Purpose: Cardiac motion is not currently accounted for during the treatment of central lung and mediastinal tumors. The aim of this study is to adapt the gantry rotation speed and projection rate in accordance with patient cardiac and respiratory rates to eliminate both cardiac- and respiratory-induced motion blurring during image acquisition. Here, we simulate this adaption on a standard linear accelerator.
Methods: The 4D-XCAT phantom was used to simulate the acquisition of dual cardiac- and respiratory-gated CBCT thoracic images from 17 patient-measured ECG and respiratory traces. Our adaptive protocol acquired evenly angular spaced projections during 60-80% of the cardiac cycle and during 20% displacement at peak exhale of the respiratory cycle. A respiratory-only gated CBCT acquisition with constant gantry speed and projection rate was used as a comparator. Image metrics of edge-response-width (ERW) and contrast-to-noise-ratio (CNR) were used to compare and characterise the image sharpness and contrast. The effect of the total number of projections acquired and magnitude of cardiac motion (0.5 cm or 1.0 cm) on scan time and image quality were also investigated.
Results: Our adaptive protocol provided a decrease between 8-64% and 22-35% in the median ERW (indicating improved image sharpness) over conventional acquisition in both the AP and SI directions respectively. Our adaptive protocol also enabled more consistent, albeit lower median CNR values over conventional acquisition. Notably, the magnitude of cardiac motion had no observable effect on the median CNR. The median total scan times across the 17 patients with our adaptive protocol ranged from 117s (40 projections) to 296s (100 projections), compared with 240s for the conventional protocol (1320 projections).

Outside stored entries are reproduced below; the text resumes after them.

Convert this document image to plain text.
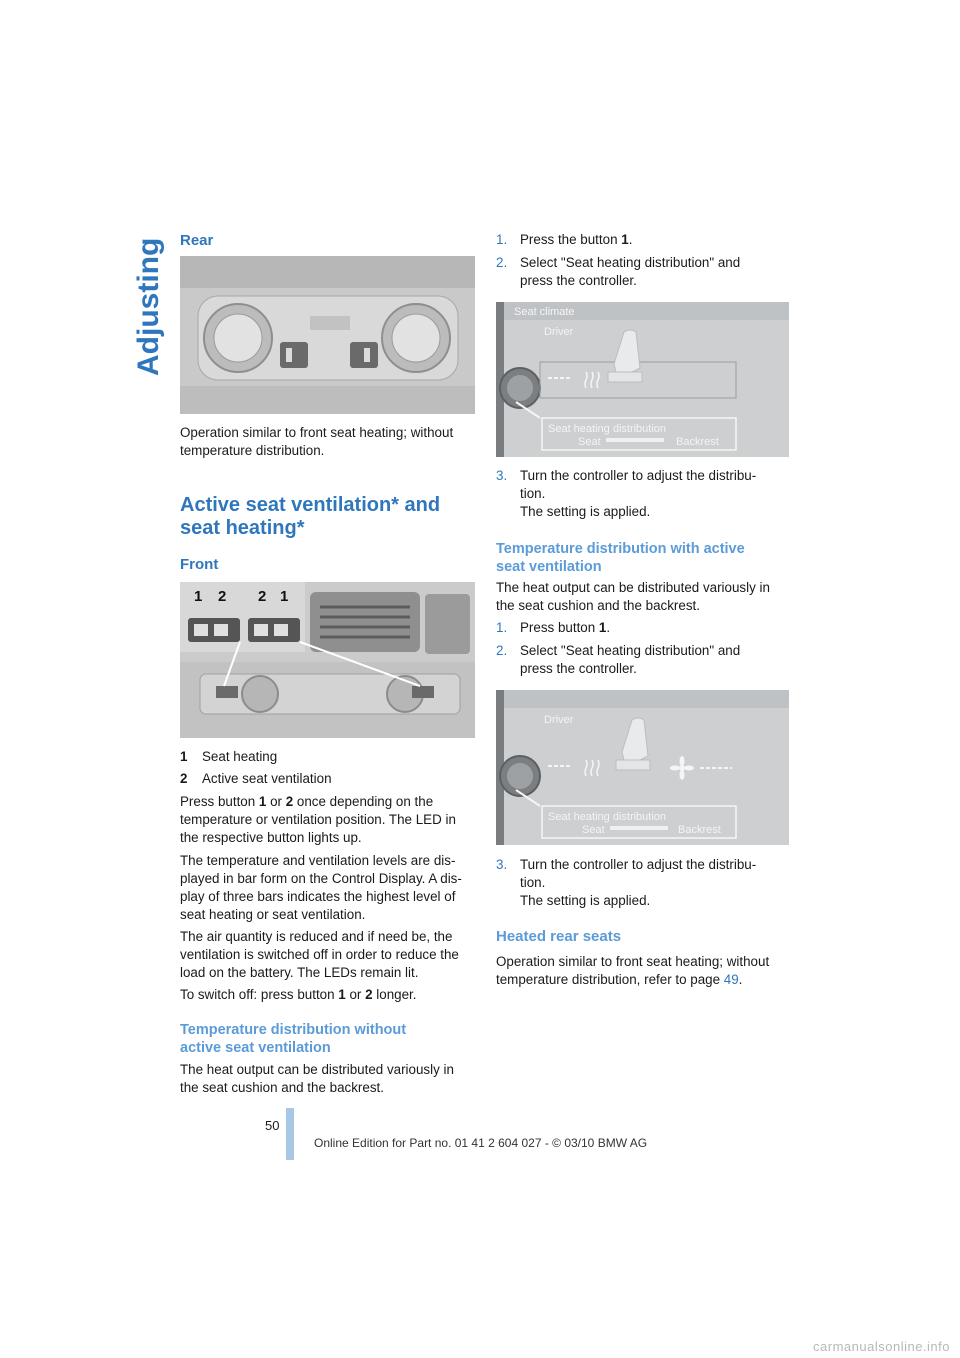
Adjusting Rear
Operation similar to front seat heating; without temperature distribution.
Active seat ventilation* and
seat heating*
Front
1 2 2 1
1 Seat heating
2 Active seat ventilation
Press button 1 or 2 once depending on the
temperature or ventilation position. The LED in
the respective button lights up.
The temperature and ventilation levels are dis-
played in bar form on the Control Display. A dis-
play of three bars indicates the highest level of
seat heating or seat ventilation.
The air quantity is reduced and if need be, the
ventilation is switched off in order to reduce the
load on the battery. The LEDs remain lit.
To switch off: press button 1 or 2 longer.
Temperature distribution without
active seat ventilation
The heat output can be distributed variously in
the seat cushion and the backrest.
1. Press the button 1.
2. Select "Seat heating distribution" and
press the controller.
Seat climate
Driver
Seat heating distribution
Seat	Backrest
3. Turn the controller to adjust the distribu-
tion.
The setting is applied.
Temperature distribution with active
seat ventilation
The heat output can be distributed variously in
the seat cushion and the backrest.
1. Press button 1.
2. Select "Seat heating distribution" and
press the controller.
Driver
Seat heating distribution
Seat	Backrest
3. Turn the controller to adjust the distribu-
tion.
The setting is applied.
Heated rear seats
Operation similar to front seat heating; without
temperature distribution, refer to page 49.
50
Online Edition for Part no. 01 41 2 604 027 - © 03/10 BMW AG
carmanualsonline.info
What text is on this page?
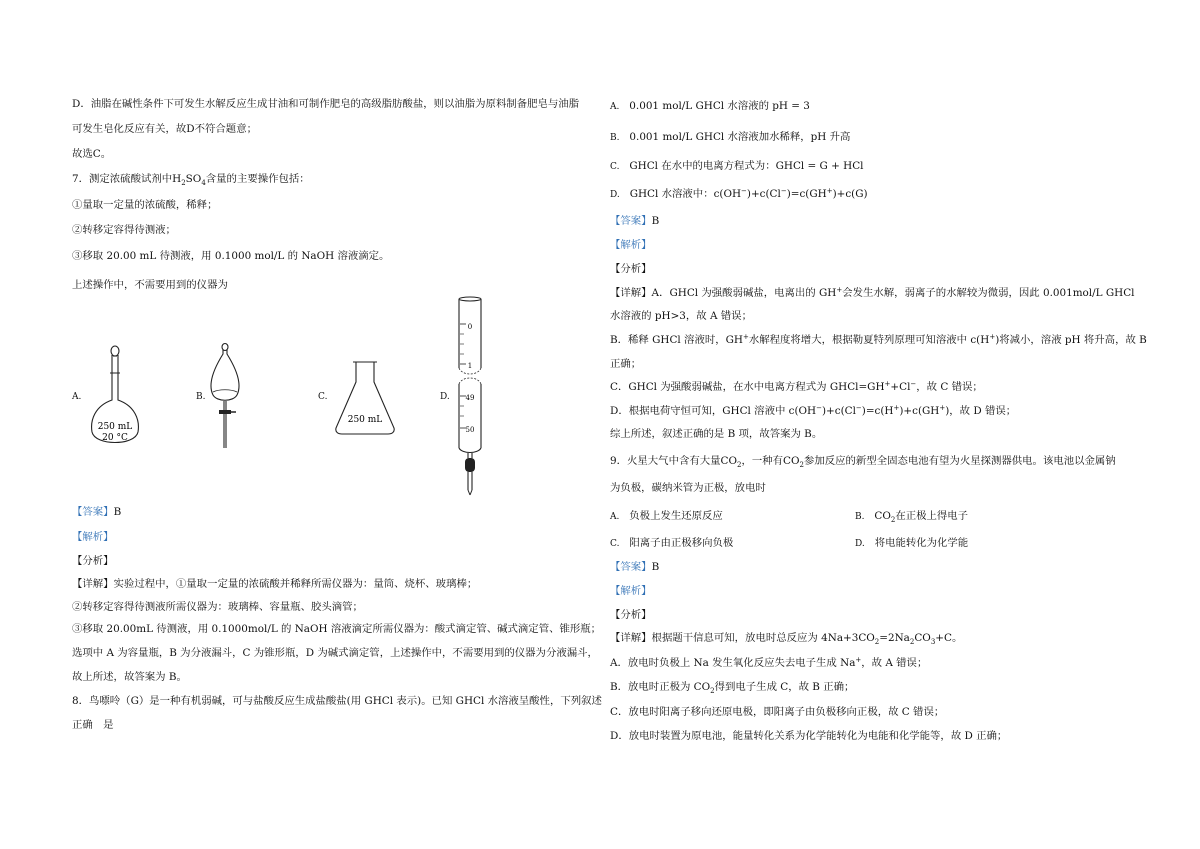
D．油脂在碱性条件下可发生水解反应生成甘油和可制作肥皂的高级脂肪酸盐，则以油脂为原料制备肥皂与油脂
可发生皂化反应有关，故D不符合题意；
故选C。
7．测定浓硫酸试剂中$H_2SO_4$含量的主要操作包括：
①量取一定量的浓硫酸，稀释；
②转移定容得待测液；
③移取 20.00 mL 待测液，用 0.1000 mol/L 的 NaOH 溶液滴定。
上述操作中，不需要用到的仪器为
A.
250 mL
20 °C
B.	C.
250 mL
D.
0
1
49
50
【答案】B
【解析】
【分析】
【详解】实验过程中，①量取一定量的浓硫酸并稀释所需仪器为：量筒、烧杯、玻璃棒；
②转移定容得待测液所需仪器为：玻璃棒、容量瓶、胶头滴管；
③移取 20.00mL 待测液，用 0.1000mol/L 的 NaOH 溶液滴定所需仪器为：酸式滴定管、碱式滴定管、锥形瓶；
选项中 A 为容量瓶，B 为分液漏斗，C 为锥形瓶，D 为碱式滴定管，上述操作中，不需要用到的仪器为分液漏斗，
故上所述，故答案为 B。
8．鸟嘌呤（G）是一种有机弱碱，可与盐酸反应生成盐酸盐(用 GHCl 表示)。已知 GHCl 水溶液呈酸性，下列叙述
正确　是
A. 0.001 mol/L GHCl 水溶液的 pH = 3
B. 0.001 mol/L GHCl 水溶液加水稀释，pH 升高
C. GHCl 在水中的电离方程式为：GHCl = G + HCl
D. GHCl 水溶液中：c(OH−)+c(Cl−)=c(GH+)+c(G)
【答案】B
【解析】
【分析】
【详解】A．GHCl 为强酸弱碱盐，电离出的 GH+会发生水解，弱离子的水解较为微弱，因此 0.001mol/L GHCl
水溶液的 pH>3，故 A 错误；
B．稀释 GHCl 溶液时，GH+水解程度将增大，根据勒夏特列原理可知溶液中 c(H+)将减小，溶液 pH 将升高，故 B
正确；
C．GHCl 为强酸弱碱盐，在水中电离方程式为 GHCl=GH++Cl−，故 C 错误；
D．根据电荷守恒可知，GHCl 溶液中 c(OH−)+c(Cl−)=c(H+)+c(GH+)，故 D 错误；
综上所述，叙述正确的是 B 项，故答案为 B。
9．火星大气中含有大量$CO_2$，一种有$CO_2$参加反应的新型全固态电池有望为火星探测器供电。该电池以金属钠
为负极，碳纳米管为正极，放电时
A. 负极上发生还原反应	B. $CO_2$在正极上得电子
C. 阳离子由正极移向负极	D. 将电能转化为化学能
【答案】B
【解析】
【分析】
【详解】根据题干信息可知，放电时总反应为 $4Na+3CO_2=2Na_2CO_3+C$。
A．放电时负极上 Na 发生氧化反应失去电子生成 Na+，故 A 错误；
B．放电时正极为 $CO_2$得到电子生成 C，故 B 正确；
C．放电时阳离子移向还原电极，即阳离子由负极移向正极，故 C 错误；
D．放电时装置为原电池，能量转化关系为化学能转化为电能和化学能等，故 D 正确；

Conclusion: Dual cardiac- and respiratory-gated thoracic imaging is feasible on a standard linear accelerator. Compared to conventional acquisition, our protocol provides increased flexibility by enabling a trade-off between image quality and total scan time.
Funding Support, Disclosures, and Conflict of Interest: This research was supported by grant #1123068 which was awarded through the Priority-driven Collaborative Cancer Research Scheme and funded by Cancer Australia. Ricky O Brien acknowledges the support of a Cancer Institute NSW Career Development fellowship. Paul Keall acknowledges the support of an NHMRC Senior Principal Research Fellowship.